Most folks huddled around a couple fire pits that sat around the lake, some with beers and other drinks from the bar, and waited in anticipation. As the time for the plunge drew near, more and more people migrated from the fire pits down to the lakeshore a stone’s throw away.
After the announcer reminded people how cold it was and Flathead County Search and Rescue had paddled into position, those nearest the water plunged in. There were four or five lines of people, so as one group emerged from the water and began quickly rushing back to shore, the next wave strode by them and took their own chilly dip in the icy lake waters.
After two or three repetitions, the scene on the beach devolved into chaos. Some raced into the water, slipping on rocks as they tried to make it back to their clothes, while others headed out into the same scrum their brethren were trying to escape and still others were simply paddling about enjoying the water.
That water, frigid as it was, was actually warmer than the air said Yellow Bay resident Steve McCurry.
“The water is warmer than it is outside, so it was actually getting out of the water that was the hard part,” McCurry said.
This was his first time at the event, but he said he intended to come back next year.
“I will be back next year with toe warmers and maybe some hand warmers, but other than that I feel good,” he said.
The day say a dose of drama about 25 minutes before any human dipped a toe in the water.

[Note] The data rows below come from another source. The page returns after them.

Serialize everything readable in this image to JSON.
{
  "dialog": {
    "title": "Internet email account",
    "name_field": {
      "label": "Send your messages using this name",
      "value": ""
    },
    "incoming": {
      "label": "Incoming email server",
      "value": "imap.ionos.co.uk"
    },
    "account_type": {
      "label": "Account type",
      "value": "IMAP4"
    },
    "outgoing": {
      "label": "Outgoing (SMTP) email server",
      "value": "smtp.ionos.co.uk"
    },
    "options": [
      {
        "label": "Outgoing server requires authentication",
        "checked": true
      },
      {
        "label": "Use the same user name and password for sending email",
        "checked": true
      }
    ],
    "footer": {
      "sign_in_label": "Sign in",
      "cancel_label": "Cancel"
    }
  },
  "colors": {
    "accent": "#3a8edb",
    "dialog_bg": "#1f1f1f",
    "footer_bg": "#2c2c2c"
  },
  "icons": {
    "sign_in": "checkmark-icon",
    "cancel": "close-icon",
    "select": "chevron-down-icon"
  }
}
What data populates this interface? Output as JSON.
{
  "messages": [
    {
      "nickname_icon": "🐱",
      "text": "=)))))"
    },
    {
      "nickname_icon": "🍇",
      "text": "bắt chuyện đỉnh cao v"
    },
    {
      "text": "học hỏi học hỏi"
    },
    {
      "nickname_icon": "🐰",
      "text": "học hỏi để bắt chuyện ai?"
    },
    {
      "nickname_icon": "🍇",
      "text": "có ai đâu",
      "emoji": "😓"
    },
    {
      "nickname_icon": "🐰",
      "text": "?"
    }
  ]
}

A gaggle of geese were swimming to and fro just beyond the dock while people milled about with their drinks on the deck.
The flock’s presence did not go unnoticed by one canine in attendance
The large dog took off into the water to pursue the geese, and no one seemed to think much of it at first. The dog received some cheers for being an early brave soul to venture in the cold water, but then folks turned their attention to preparing for their own upcoming dip.
Minutes passed, and the dog had yet to return. He swam near a group of geese which would honk in alarm and swim quickly away.
In this manner, the dog slowly moved out into the lake. Several yards turned to several dozen, and alarm began to spread among the congregation, some of whom were taking off their clothes and getting ready to jump in themselves.
Some on the deck commented they thought the dogs paddle was slowing, and worried he was getting too tired to stay afloat. Around that time, the search and rescue arrived on scene.
They quickly pulled out a canoe from beneath the deck and got ready to go and perform a rescue, but the canoe had frozen water in one end. For about a minute they hacked at the ice, then appeared to decide they didn’t have the time.
Search and rescue tried to board the canoe, but the it was determined that the frozen ballast in front threw off the balance too much to make a viable rescue.
They called for the man with the hatchet to continue his work and retrieved the inflatable tubes they later used during the human plunge.
At this point, a lone, heroic goose split off from the group and made his way toward a private dock where someone had walked out to call to the dog. The goose led the dog close enough to the dock where the canine turned his attention to the woman calling his name, and he crawled into shore just as the search and rescue members were set to launch again.
The dog, having had his fill of the water, instead watched the rest of the group jump in several minutes later, and stuck to the shore for the rest of the day.